I have been like this for years, but all this time people thought I was making excuses to avoid getting a job or whatsoever.
Then of course, the pandemic hit us all and those who were judging me got hit the hardest; now they don't have the courage to look me in the eyes, because they drunk the glass of bitter water as we say in my language and know exactly how I feel.
I don't know whether it has something to do with age (80's kid here), but it's a common trait amongst those who are around my age; we can't handle too much information at once.
> I have been like this for years, but all this time people thought I was making excuses to avoid getting a job or whatsoever.
I've gone from not ever being let go from a job (or even getting ahead of layoffs) to bouncing down the career ladder to lower and lower paying jobs. It's not that I'm unwilling to work its that my idea of what I'm worth or what I should even be doing has been so scrambled by the rejection from my chosen career and at times rejection from jobs further down the line too.
I have tried to go back to tech twice and had the most emotionally painful and abusive experiences to date.
I feel like there's a societal expectation that you should just relinquish any dignity or standing you once had when for immediate and maximal convenience to employers. Worked hard to get where you are? too bad! Life sucks it's not that way anymore you're only worth $13 an hour now. Is my resume a lie? Was the last 10 years a fever dream? Was any of it real?
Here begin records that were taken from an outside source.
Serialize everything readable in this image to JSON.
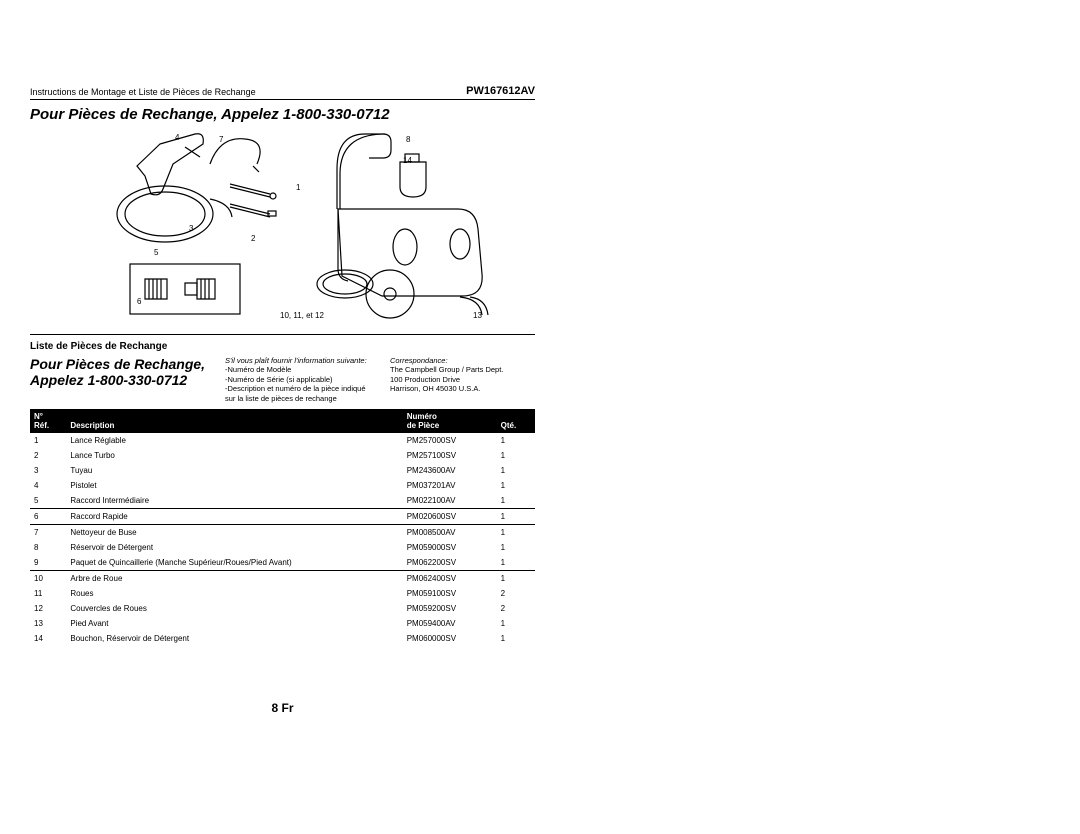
{
  "header": {
    "left": "Instructions de Montage et Liste de Pièces de Rechange",
    "right": "PW167612AV"
  },
  "title": "Pour Pièces de Rechange, Appelez 1-800-330-0712",
  "diagram": {
    "callouts": {
      "c4": "4",
      "c7": "7",
      "c8": "8",
      "c14": "14",
      "c1": "1",
      "c3": "3",
      "c2": "2",
      "c5": "5",
      "c6": "6",
      "c13": "13",
      "group": "10, 11, et 12"
    }
  },
  "subheading": "Liste de Pièces de Rechange",
  "mid": {
    "left_line1": "Pour Pièces de Rechange,",
    "left_line2": "Appelez 1-800-330-0712",
    "center_intro": "S'il vous plaît fournir l'information suivante:",
    "center_lines": [
      "-Numéro de Modèle",
      "-Numéro de Série (si applicable)",
      "-Description et numéro de la pièce indiqué",
      " sur la liste de pièces de rechange"
    ],
    "right_intro": "Correspondance:",
    "right_lines": [
      "The Campbell Group / Parts Dept.",
      "100 Production Drive",
      "Harrison, OH   45030  U.S.A."
    ]
  },
  "table": {
    "headers": {
      "ref_top": "N°",
      "ref": "Réf.",
      "desc": "Description",
      "num_top": "Numéro",
      "num": "de Pièce",
      "qty": "Qté."
    },
    "rows": [
      {
        "ref": "1",
        "desc": "Lance Réglable",
        "num": "PM257000SV",
        "qty": "1"
      },
      {
        "ref": "2",
        "desc": "Lance Turbo",
        "num": "PM257100SV",
        "qty": "1"
      },
      {
        "ref": "3",
        "desc": "Tuyau",
        "num": "PM243600AV",
        "qty": "1"
      },
      {
        "ref": "4",
        "desc": "Pistolet",
        "num": "PM037201AV",
        "qty": "1"
      },
      {
        "ref": "5",
        "desc": "Raccord Intermédiaire",
        "num": "PM022100AV",
        "qty": "1"
      },
      {
        "ref": "6",
        "desc": "Raccord Rapide",
        "num": "PM020600SV",
        "qty": "1"
      },
      {
        "ref": "7",
        "desc": "Nettoyeur de Buse",
        "num": "PM008500AV",
        "qty": "1"
      },
      {
        "ref": "8",
        "desc": "Réservoir de Détergent",
        "num": "PM059000SV",
        "qty": "1"
      },
      {
        "ref": "9",
        "desc": "Paquet de Quincaillerie (Manche Supérieur/Roues/Pied Avant)",
        "num": "PM062200SV",
        "qty": "1"
      },
      {
        "ref": "10",
        "desc": "Arbre de Roue",
        "num": "PM062400SV",
        "qty": "1"
      },
      {
        "ref": "11",
        "desc": "Roues",
        "num": "PM059100SV",
        "qty": "2"
      },
      {
        "ref": "12",
        "desc": "Couvercles de Roues",
        "num": "PM059200SV",
        "qty": "2"
      },
      {
        "ref": "13",
        "desc": "Pied Avant",
        "num": "PM059400AV",
        "qty": "1"
      },
      {
        "ref": "14",
        "desc": "Bouchon, Réservoir de Détergent",
        "num": "PM060000SV",
        "qty": "1"
      }
    ]
  },
  "footer": "8 Fr"
}
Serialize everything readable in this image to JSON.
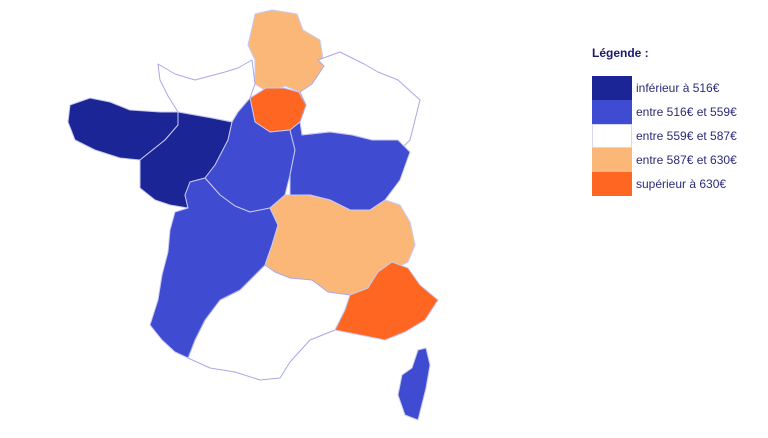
{
  "legend": {
    "title": "Légende :",
    "items": [
      {
        "label": "inférieur à 516€",
        "color": "#1b2596"
      },
      {
        "label": "entre 516€ et 559€",
        "color": "#3f4bd1"
      },
      {
        "label": "entre 559€ et 587€",
        "color": "#ffffff"
      },
      {
        "label": "entre 587€ et 630€",
        "color": "#fbb778"
      },
      {
        "label": "supérieur à 630€",
        "color": "#fe6622"
      }
    ]
  },
  "regions": [
    {
      "name": "Hauts-de-France",
      "class": 3
    },
    {
      "name": "Île-de-France",
      "class": 4
    },
    {
      "name": "Grand Est",
      "class": 2
    },
    {
      "name": "Normandie",
      "class": 2
    },
    {
      "name": "Bretagne",
      "class": 0
    },
    {
      "name": "Pays de la Loire",
      "class": 0
    },
    {
      "name": "Centre-Val de Loire",
      "class": 1
    },
    {
      "name": "Bourgogne-Franche-Comté",
      "class": 1
    },
    {
      "name": "Nouvelle-Aquitaine",
      "class": 1
    },
    {
      "name": "Auvergne-Rhône-Alpes",
      "class": 3
    },
    {
      "name": "Occitanie",
      "class": 2
    },
    {
      "name": "Provence-Alpes-Côte d'Azur",
      "class": 4
    },
    {
      "name": "Corse",
      "class": 1
    }
  ]
}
What are you doing at this time (not meant as judgement or pressure)? I'm at a year (intentionally) unemployed, and I'm still not at the point where I feel like I can make meaningful progress on the projects I want to work on.
I can't really foresee a way that will get me going again, and I don't know that I really want to. I feel ashamed that my wife is now working, for less pay and objectively harder, when I could be making twice as much.
Then of course, the pandemic hit us all and those who were judging me got hit the hardest; now they don't have the courage to look me in the eyes, because they drunk the glass of bitter water as we say in my language and know exactly how I feel.
I don't know whether it has something to do with age (80's kid here), but it's a common trait amongst those who are around my age; we can't handle too much information at once.
If you want to have a chat, let me know.